Other than the parser mentioned in the above section, the code requires to install:

  1. Mongo database (mongodb, pymongo)

  2. conllu (pip install conllu), pandas (pip install pandas), numpy (pip install numpy)

Code organization


n-gram model

bayes_model_hindi_train.py <max_sentences> <save_name> trains a n-gram model based on the first max_sentences sentences of the above-mentioned corpus and saves the saved json model as the specified save_name. By default, we use a 4-gram model on the first 5 million sentences. Sentences are simplified based on the scheme mentioned in the paper inside this.

Lossy-surprisal models

We don't need to learn the probability values of these models in the same way as an n-gram model. Rather, we can infer these on the fly during testing itself. The probabilities of only the n-gram model and corresponding noise distributions (noise_distrs.py) need to be specified and the rest, one can infer from the Bayesian network itself.


bayes_model_hindi_test.py finds the top predictions made by the n-gram model for each condition listed in the file test_file.txt.
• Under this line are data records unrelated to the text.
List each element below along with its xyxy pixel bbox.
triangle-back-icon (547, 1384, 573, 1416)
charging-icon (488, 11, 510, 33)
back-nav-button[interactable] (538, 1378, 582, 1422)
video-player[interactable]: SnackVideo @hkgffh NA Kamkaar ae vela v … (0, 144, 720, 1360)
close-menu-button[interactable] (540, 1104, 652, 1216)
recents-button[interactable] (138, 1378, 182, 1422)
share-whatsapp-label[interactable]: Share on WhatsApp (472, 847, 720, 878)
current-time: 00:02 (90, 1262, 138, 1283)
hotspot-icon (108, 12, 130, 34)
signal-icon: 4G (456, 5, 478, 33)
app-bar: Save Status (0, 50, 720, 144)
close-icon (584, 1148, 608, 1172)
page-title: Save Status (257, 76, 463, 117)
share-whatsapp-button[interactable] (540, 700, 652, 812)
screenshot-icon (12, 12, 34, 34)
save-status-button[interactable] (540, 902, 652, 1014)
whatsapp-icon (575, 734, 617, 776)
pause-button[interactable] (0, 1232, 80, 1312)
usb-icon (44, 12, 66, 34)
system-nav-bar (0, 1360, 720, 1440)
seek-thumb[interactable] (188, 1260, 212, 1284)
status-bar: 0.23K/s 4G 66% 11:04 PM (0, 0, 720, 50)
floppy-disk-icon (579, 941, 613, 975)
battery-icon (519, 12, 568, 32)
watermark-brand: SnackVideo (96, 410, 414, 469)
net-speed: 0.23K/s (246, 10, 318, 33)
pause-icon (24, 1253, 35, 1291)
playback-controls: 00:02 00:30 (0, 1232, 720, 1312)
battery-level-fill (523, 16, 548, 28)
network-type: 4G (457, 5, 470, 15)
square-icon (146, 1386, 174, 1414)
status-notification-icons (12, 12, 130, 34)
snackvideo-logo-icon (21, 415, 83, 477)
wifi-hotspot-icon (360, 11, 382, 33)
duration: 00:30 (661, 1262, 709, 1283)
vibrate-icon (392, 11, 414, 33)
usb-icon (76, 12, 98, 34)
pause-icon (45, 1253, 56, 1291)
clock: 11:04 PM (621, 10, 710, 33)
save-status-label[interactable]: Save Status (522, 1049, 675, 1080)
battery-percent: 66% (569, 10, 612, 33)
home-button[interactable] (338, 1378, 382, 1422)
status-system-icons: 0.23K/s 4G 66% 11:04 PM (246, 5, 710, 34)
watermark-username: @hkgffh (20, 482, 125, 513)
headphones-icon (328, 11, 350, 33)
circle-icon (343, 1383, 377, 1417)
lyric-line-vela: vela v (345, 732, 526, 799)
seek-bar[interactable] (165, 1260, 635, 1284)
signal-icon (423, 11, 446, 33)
Similarly, lossy_surp_model_test.py finds the top predictions for the lossy-surprisal models for the conditions in the test_file.txt. One can change the various hyperparameters (which noise distribution to use, minimum probability to consider, how many top predictions etc.) inside these files.

select_top.py selects the top 50 predictions of various models.


We have created a manually annotated database verb_class_database.json and listed the valid grammatical completions valid_completions_per_condition.json. Using this, one can annotate the predictions into various verb classes.


analysis.py <model_name> finds the percentage of grammatical completions per condition, distribution of error types per condition, and the KL-divergence and recall values per condition (and over all) of the predictions of the "model_name" model. It stores them into various csv files.

Then, plots.R reads these csv files and plots various figures.


Note that statistics on human predictions (from the completion study) are not provided in this code.